Sur le plan politique, les avancées demeurent inégales. Plusieurs réformes législatives essentielles, telles que la loi sur la protection des témoins, la loi sur l’aide juridique nationale et la loi sur le mariage et le divorce, sont encore en attente. Bien que l’Ouganda ait adopté sa Politique de justice transitionnelle en 2019, son plan de mise en œuvre reste incertain. Parallèlement, l’activisme judiciaire a conduit à des décisions marquantes concernant le divorce, l’adultère pénal, la succession, les mutilations génitales féminines et le remboursement de la dot, supprimant des dispositions discriminatoires.

Le gouvernement a également progressé dans l’intégration de l’égalité de genre. Le Ministère du Genre, du Travail et du Développement Social (MGLSD) coordonne les efforts en matière d’égalité entre les sexes à l’échelle nationale, soutenu par la Politique nationale de genre et divers cadres de prévention et de réponse aux violences basées sur le genre (VBG). Pourtant, des écarts subsistent entre engagements juridiques et réalité : les politiques et lois n’ont pas encore permis une protection cohérente et un accès effectif à la justice pour les femmes et les filles.

C’est dans ce contexte qu’Avocats Sans Frontières (ASF), en partenariat avec Penal Reform International (PRI), le Réseau des Femmes Ougandaises (UWONET) et Barefoot Law (BFL), a mis en œuvre le projet From Access to Equality (FATE) (2021–2025). Financé par l’Ambassade du Royaume des Pays-Bas, ce programme de quatre ans visait à renforcer l’autonomisation des femmes et des filles afin qu’elles puissent accéder à la justice dans un environnement qui réponde à leurs besoins.

Le projet a adopté une double approche : permettre aux femmes de revendiquer leurs droits, tout en incitant les décideurs à les rendre effectifs. Mis en œuvre dans le nord (pays acholi), l’est (Busoga et Karamoja) et l’ouest (Bunyoro) de l’Ouganda, FATE a directement contribué aux Objectifs de développement durable (ODD) 5 (égalité de genre), 10 (réduction des inégalités) et 16 (institutions inclusives et accès à la justice).

À travers des interventions variées, FATE a agi à la fois sur les obstacles immédiats et structurels. Des femmes ont bénéficié de mini-subventions et de kits de démarrage pour renforcer leur autonomie économique et juridique ; des survivantes de violences basées sur le genre ont eu accès à des refuges, une aide juridique et un soutien psychosocial. ASF et ses partenaires ont aussi renforcé l’utilisation d’outils numériques pour connecter les femmes aux informations juridiques et aux services d’avocats, et ont apporté un soutien psychiatrique aux femmes détenues. En décembre 2024, le projet avait atteint 89 % de ses objectifs de mise en œuvre.

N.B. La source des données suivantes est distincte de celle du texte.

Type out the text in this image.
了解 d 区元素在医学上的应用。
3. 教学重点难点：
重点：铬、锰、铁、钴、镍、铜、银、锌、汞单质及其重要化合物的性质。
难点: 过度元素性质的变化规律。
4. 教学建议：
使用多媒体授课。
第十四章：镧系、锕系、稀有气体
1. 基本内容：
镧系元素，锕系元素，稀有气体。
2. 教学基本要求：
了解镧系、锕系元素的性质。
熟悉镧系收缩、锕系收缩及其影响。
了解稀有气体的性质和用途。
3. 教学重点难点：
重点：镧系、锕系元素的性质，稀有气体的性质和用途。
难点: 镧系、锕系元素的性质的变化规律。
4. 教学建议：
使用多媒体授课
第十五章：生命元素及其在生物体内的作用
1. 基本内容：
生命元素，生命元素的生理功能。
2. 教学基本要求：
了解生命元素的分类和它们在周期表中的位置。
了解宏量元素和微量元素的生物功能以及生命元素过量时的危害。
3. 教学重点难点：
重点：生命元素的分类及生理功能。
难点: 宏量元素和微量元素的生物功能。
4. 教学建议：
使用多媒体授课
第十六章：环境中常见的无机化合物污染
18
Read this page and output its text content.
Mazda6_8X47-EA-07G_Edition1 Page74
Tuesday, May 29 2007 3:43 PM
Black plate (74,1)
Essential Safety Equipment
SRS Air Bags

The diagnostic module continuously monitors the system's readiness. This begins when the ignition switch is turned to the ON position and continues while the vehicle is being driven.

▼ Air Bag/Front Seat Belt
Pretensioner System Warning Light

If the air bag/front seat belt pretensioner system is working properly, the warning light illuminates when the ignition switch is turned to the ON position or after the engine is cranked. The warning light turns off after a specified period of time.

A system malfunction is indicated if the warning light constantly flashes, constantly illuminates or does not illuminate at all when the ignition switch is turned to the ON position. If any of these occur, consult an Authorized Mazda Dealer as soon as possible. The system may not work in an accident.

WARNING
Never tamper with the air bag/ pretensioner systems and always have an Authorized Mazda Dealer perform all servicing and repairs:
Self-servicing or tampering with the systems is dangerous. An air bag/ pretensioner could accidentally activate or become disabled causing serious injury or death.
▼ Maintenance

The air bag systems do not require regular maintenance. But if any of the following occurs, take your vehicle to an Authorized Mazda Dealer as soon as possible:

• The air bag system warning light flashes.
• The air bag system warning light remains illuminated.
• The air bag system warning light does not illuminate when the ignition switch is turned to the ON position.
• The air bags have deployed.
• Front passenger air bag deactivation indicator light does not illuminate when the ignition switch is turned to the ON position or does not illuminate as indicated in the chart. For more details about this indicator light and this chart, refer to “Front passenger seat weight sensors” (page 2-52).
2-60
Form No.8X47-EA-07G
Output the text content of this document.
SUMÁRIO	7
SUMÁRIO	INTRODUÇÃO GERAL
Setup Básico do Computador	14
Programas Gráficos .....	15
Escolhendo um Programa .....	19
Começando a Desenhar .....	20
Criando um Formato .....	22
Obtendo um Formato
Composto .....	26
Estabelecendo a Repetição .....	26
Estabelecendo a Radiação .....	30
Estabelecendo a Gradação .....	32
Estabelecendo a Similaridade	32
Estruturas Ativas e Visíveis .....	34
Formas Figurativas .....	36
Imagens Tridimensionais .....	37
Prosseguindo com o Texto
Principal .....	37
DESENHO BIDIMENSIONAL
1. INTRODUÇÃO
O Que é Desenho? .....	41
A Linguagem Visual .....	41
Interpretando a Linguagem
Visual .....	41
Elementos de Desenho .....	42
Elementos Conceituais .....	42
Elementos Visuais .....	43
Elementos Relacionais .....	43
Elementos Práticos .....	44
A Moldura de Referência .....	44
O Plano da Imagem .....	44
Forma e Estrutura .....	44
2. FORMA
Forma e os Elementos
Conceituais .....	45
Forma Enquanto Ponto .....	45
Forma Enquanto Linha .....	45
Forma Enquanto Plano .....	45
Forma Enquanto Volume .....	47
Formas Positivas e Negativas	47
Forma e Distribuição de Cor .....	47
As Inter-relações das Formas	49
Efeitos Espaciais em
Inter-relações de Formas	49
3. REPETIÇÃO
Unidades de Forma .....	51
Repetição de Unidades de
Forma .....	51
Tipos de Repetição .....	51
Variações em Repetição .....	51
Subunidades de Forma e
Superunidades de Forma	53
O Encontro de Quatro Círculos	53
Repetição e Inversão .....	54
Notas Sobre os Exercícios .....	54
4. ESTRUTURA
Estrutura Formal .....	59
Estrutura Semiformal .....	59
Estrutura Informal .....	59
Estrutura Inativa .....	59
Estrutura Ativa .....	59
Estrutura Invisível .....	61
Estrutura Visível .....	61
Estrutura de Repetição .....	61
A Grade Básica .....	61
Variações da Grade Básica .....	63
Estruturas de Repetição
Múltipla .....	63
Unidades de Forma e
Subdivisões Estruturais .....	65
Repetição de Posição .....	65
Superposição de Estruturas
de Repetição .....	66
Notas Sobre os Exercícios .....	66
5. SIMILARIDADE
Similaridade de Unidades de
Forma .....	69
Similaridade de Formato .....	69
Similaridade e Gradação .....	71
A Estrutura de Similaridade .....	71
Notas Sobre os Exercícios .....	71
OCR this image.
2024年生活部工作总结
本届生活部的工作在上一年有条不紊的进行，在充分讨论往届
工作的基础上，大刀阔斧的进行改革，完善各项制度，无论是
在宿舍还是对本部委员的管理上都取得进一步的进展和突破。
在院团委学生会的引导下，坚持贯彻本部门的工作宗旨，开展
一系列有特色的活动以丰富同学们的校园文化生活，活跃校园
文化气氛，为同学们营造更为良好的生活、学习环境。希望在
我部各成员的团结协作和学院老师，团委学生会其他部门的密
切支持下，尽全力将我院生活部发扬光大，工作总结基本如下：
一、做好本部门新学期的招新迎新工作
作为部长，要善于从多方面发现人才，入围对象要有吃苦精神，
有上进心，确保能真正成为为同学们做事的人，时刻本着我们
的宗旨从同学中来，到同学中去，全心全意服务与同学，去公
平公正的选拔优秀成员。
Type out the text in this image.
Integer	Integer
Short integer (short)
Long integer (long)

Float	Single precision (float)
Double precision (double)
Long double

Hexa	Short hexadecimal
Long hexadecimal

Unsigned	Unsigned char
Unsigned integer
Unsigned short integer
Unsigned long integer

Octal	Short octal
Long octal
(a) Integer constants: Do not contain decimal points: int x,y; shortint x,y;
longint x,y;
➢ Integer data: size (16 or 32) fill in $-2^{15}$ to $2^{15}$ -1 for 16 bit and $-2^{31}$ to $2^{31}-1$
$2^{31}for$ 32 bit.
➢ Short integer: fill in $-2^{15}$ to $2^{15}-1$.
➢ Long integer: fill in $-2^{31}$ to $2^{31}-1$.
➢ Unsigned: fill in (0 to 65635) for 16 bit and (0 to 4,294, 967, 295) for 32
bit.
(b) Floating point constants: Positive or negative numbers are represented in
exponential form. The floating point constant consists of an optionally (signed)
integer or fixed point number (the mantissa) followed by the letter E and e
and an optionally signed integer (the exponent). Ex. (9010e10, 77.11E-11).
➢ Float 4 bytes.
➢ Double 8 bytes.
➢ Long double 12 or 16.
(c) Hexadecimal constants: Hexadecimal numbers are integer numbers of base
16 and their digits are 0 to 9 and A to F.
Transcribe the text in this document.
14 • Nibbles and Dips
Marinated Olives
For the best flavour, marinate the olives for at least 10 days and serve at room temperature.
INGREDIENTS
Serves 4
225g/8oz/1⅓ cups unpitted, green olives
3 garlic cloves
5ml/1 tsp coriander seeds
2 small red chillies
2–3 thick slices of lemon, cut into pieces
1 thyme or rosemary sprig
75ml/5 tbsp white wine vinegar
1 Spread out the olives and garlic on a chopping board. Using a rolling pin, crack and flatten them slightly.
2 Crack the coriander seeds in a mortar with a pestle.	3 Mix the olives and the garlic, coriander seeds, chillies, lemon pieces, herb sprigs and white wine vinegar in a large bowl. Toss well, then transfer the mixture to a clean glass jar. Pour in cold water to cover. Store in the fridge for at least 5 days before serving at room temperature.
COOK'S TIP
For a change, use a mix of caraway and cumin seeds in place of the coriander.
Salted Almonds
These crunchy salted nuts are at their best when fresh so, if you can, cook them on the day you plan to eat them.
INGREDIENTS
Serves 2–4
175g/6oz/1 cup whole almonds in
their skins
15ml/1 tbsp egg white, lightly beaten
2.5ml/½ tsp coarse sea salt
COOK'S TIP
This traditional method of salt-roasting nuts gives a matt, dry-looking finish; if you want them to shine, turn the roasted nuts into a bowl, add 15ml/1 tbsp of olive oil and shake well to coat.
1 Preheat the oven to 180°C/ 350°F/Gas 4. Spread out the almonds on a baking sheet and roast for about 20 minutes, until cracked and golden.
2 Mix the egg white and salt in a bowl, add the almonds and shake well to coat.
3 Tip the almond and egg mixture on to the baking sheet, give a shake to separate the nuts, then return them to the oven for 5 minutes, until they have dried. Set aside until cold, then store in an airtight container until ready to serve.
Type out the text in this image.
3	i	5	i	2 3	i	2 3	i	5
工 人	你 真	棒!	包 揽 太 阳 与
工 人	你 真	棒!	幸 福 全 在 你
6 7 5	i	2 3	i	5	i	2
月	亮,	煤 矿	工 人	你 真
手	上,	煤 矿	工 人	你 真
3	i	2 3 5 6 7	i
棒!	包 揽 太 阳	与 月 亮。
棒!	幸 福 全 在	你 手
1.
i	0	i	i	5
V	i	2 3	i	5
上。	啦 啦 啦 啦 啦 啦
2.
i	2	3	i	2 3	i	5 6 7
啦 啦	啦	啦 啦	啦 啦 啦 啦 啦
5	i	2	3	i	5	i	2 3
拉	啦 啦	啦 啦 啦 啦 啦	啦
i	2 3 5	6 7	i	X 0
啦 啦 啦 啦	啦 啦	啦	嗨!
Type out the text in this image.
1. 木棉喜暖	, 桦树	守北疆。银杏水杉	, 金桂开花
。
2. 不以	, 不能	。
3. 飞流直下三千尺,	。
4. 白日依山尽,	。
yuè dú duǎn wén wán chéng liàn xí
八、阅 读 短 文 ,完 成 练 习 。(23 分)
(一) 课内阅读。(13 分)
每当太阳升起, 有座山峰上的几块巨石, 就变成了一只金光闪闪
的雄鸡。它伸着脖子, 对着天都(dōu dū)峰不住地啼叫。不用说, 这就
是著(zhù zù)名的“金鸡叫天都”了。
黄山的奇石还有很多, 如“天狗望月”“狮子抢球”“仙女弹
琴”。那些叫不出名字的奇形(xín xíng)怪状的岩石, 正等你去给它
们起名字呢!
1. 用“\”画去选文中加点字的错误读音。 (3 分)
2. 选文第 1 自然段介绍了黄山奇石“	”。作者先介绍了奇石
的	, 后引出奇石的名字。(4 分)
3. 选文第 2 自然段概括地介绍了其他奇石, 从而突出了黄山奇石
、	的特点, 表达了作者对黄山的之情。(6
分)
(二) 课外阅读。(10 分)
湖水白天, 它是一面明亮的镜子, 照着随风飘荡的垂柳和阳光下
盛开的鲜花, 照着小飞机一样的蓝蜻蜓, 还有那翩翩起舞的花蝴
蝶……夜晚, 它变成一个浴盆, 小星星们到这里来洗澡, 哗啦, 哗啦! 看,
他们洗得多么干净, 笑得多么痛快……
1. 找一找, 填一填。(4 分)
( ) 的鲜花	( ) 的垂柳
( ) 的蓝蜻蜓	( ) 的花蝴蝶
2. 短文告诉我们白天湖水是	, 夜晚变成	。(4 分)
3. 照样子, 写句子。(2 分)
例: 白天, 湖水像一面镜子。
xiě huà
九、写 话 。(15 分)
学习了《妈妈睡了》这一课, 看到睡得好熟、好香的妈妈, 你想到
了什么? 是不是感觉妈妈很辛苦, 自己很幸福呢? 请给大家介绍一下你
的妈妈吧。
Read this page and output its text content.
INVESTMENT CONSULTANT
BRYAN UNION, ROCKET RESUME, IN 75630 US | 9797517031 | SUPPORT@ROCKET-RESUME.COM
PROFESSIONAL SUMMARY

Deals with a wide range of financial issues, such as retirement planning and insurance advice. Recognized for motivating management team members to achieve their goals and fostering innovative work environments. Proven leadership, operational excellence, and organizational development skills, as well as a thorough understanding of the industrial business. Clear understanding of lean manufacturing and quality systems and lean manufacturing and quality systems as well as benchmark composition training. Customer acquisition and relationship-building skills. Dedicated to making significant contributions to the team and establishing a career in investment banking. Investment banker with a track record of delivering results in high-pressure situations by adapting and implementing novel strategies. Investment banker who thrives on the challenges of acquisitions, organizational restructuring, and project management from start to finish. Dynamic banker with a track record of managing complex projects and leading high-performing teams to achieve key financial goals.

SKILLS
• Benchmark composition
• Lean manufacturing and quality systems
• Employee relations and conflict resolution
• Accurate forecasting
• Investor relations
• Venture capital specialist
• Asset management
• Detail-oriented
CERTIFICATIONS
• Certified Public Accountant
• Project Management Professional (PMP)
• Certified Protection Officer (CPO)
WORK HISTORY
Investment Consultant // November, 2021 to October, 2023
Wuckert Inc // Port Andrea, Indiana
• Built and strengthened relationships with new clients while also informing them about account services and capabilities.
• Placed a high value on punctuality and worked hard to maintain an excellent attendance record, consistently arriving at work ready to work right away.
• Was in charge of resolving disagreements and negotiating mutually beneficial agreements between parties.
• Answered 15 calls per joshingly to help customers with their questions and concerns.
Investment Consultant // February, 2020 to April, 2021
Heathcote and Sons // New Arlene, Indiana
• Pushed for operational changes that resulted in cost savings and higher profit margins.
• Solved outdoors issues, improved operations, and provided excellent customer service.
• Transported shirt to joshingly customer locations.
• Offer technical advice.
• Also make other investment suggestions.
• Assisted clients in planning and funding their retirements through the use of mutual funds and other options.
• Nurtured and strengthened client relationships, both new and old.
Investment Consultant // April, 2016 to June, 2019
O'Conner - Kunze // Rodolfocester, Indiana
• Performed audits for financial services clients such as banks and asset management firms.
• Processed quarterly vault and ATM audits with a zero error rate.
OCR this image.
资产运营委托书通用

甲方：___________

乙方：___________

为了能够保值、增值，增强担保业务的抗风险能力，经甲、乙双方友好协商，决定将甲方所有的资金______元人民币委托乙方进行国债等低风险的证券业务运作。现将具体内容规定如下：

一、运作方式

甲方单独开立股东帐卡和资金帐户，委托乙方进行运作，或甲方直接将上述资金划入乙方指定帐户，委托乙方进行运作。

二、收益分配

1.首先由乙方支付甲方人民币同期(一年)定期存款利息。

Pour marquer l’aboutissement de ce travail, ASF et ses partenaires organisent une Conférence nationale sur l’accès des femmes à la justice à Kampala, sous le thème : « Renforcer les écosystèmes qui soutiennent l’autonomisation juridique des femmes dans un environnement qui répond à leurs besoins ». L’événement d’une journée réunira des acteurs étatiques et non étatiques, des médiateurs communautaires et des partenaires de développement pour réfléchir aux acquis, aux leçons tirées et aux stratégies de durabilité.

En favorisant le dialogue entre institutions, communautés et société civile, la conférence vise non seulement à célébrer quatre années de progrès, mais aussi à tracer la voie à suivre. Le défi reste clair : combler le fossé entre les lois et les réalités vécues afin que toutes les femmes et filles en Ouganda puissent jouir pleinement de leurs droits et accéder à la justice dans la dignité.